Evaluation of a stochastic model for short-term hydro power generation scheduling
Abstract
The objective of this thesis has been to evaluate the utilization of a stochastic programming model for short-term hydro power scheduling. The focus has been on the real-life application of such a tool. By considering a prototype of the stochastic model SHARM, which is based on the widely used deterministic SHOP model, it has been possible to use the same degree of detail as in the current operative scheduling. The work has been carried out at Statkraft, using real plants and operational data.

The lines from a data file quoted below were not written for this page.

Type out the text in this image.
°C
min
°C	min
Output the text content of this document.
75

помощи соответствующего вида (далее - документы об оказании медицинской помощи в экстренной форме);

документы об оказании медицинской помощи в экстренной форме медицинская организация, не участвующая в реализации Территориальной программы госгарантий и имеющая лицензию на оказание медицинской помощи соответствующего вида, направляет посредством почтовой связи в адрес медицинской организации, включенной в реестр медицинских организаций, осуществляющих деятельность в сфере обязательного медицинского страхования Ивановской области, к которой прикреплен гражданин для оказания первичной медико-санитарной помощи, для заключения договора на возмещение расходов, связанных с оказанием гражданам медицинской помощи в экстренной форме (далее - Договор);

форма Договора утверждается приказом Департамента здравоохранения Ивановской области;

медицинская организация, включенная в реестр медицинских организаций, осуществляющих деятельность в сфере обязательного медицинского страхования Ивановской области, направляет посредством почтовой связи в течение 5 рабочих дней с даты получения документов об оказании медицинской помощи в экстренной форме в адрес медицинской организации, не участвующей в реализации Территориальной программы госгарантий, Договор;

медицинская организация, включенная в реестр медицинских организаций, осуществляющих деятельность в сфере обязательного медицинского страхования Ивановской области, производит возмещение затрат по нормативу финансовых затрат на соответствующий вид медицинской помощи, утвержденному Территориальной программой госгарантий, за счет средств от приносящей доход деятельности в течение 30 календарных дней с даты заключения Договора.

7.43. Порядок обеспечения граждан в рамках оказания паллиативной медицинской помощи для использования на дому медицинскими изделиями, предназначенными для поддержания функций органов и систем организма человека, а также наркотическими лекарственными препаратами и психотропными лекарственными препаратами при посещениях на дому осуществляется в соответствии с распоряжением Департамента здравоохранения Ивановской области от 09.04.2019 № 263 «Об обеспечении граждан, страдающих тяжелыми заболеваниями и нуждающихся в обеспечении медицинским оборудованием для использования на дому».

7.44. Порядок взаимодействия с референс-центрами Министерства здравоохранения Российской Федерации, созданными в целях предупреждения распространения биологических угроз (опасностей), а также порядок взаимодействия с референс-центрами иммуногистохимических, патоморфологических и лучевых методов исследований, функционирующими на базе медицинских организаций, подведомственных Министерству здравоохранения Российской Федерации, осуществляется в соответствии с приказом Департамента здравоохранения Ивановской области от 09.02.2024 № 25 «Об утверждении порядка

The expected objective function value obtained from using stochastic and deterministic day-ahead plans have been compared. A cascaded system has been run for 24 days in the winter depletion season with price uncertainty, and the results show a very slight increase in profit. Two systems have been run for 6 days in the spring flooding season with inflow and price/inflow uncertainty. These tests show no significant benefits, in terms of the objective function, of considering uncertainty in the construction of day-ahead plans.
The reservoir handling of SHARM on a test system, consisting of one large and one small reservoir above a plant, have been evaluated in the spring flooding season with inflow uncertainty. The results show that a stochastic model performs well in this situation, producing a robust plan that avoids spillage for all inflow scenarios.
Finally, the thesis has examined the computational performance of the SHARM prototype and the supplementary scenario tree construction and reduction algorithms. It is shown that reducing the size of the input trees reduce the solution time significantly, while still retaining much of the original information. The reduction algorithm seems to have good stability properties when considering stochastic prices.